Rafizi: Another mandatory wage hike might break local economy

Malay Mail
Malay Mail

KUALA LUMPUR, Nov 30 — Economy Minister Rafizi Ramli today said another mandatory increase to the salary levels could overwhelm local businesses.

The Pandan MP said this was because 97 per cent of companies in Malaysia were micro, small and medium enterprises (MSMEs).

“I think when I and the ministry started focusing on labour market reform, I have to admit that in the beginning, there was, to a certain extent, apprehension among employers, because some of them are still grappling with the minimum wage, it has really pushed up the cause.

“They were concerned that another round of mandatory wage increase will remove their competitiveness, but we sat down, we've taken everyone’s view.

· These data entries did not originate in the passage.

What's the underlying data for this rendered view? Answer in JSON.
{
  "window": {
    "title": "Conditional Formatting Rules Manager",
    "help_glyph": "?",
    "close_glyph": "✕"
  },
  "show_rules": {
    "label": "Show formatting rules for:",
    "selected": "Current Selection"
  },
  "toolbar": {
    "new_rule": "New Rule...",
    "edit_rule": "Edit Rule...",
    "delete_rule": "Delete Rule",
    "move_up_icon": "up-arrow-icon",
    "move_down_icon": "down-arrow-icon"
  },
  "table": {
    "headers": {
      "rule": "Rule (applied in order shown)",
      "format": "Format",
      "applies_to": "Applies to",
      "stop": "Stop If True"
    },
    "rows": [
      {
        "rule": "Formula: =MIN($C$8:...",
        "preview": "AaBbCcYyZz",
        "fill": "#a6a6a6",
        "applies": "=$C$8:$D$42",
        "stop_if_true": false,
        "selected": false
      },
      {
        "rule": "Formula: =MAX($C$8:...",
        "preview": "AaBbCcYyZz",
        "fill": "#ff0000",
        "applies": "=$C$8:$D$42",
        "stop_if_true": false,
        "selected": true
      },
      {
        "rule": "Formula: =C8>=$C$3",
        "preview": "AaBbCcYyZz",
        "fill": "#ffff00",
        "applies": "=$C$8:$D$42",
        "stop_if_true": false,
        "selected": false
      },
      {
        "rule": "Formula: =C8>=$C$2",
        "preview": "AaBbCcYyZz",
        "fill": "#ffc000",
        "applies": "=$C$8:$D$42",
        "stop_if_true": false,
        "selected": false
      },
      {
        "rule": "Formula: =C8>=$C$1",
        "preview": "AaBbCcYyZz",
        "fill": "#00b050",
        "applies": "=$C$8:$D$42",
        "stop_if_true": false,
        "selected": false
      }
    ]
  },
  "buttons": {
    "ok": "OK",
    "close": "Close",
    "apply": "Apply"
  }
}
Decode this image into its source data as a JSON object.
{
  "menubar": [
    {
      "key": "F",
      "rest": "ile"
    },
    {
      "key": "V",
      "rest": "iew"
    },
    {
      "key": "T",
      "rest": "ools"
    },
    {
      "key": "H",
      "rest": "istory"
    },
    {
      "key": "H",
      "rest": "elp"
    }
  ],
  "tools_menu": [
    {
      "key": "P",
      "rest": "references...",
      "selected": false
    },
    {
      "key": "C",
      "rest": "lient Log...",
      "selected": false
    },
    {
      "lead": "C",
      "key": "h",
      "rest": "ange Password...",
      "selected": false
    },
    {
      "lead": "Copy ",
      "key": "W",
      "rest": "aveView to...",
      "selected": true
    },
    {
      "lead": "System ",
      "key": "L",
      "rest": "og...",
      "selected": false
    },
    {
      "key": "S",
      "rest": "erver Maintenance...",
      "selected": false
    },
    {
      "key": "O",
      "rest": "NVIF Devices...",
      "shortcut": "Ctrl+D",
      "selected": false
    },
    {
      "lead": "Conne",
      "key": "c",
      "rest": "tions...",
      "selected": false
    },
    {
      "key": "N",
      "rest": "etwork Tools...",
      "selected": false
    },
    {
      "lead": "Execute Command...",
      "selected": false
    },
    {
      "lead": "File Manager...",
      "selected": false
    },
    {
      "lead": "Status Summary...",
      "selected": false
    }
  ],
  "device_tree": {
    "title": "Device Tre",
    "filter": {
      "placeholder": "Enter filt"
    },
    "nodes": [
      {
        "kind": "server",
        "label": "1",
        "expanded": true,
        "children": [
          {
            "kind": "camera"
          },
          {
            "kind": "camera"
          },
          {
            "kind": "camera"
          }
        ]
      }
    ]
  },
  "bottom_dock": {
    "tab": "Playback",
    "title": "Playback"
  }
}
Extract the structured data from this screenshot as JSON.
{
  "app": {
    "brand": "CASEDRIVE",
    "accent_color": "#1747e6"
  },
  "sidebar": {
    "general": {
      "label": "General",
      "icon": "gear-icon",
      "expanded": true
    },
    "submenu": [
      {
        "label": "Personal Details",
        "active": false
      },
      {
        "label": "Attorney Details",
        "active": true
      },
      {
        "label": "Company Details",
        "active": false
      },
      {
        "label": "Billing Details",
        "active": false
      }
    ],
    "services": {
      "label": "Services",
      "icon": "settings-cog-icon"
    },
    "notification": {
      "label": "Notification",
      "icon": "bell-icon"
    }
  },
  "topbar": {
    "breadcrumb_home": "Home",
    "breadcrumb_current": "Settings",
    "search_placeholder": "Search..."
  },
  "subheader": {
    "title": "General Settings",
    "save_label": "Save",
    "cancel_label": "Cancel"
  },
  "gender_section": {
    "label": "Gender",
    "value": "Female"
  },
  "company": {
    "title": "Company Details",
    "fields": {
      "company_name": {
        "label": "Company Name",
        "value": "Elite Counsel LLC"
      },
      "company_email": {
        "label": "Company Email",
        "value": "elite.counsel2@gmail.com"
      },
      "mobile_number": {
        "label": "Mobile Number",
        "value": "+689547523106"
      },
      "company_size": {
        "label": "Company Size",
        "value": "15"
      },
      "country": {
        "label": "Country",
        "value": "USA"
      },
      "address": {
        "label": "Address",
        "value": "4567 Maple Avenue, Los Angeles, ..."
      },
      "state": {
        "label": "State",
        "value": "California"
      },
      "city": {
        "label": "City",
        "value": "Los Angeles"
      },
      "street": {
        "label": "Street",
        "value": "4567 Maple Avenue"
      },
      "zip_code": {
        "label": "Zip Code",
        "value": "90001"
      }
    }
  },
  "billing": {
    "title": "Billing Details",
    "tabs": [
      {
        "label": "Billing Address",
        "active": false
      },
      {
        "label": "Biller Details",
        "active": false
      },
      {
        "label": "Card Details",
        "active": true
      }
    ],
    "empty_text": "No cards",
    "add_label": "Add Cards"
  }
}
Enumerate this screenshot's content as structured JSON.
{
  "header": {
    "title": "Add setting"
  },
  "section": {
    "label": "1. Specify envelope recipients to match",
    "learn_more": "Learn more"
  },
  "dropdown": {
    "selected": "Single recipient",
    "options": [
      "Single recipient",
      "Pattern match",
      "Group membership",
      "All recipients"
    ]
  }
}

“The decision to do this voluntarily opt in, not because of push back or lobbying, it’s our personal belief that at this moment, if we were to make it mandatory, our economy cannot absorb it because 97 per cent of the companies are micro SMEs,” he said in a press conference in the Dewan Rakyat after tabling the Progressive Wage Model white paper.

Rafizi also said Malaysian employers have been receptive to the model to increase local pay levels that have been stagnant.

“I remember initially when we talked about progressive pay policy, there were a lot of people who said they would be opposed by the Malaysian Employers Federation, but they support it. So far, the employer supports it,” he said.

“The burden is for us to make sure what we plan and the design, when implemented, really has an impact and to make sure that for every RM1 the government allocates, it really improves the structure of our labour market, the pay structure, and most importantly, the skill talent in the economy.

“If anything, that is my fear more than what the stakeholders are talking about right now,” he added.

The minister also said he was more concerned about too many companies signing on with the programme rather than not enough, saying that there was already competition and cannibalisation as businesses competed for the right talents.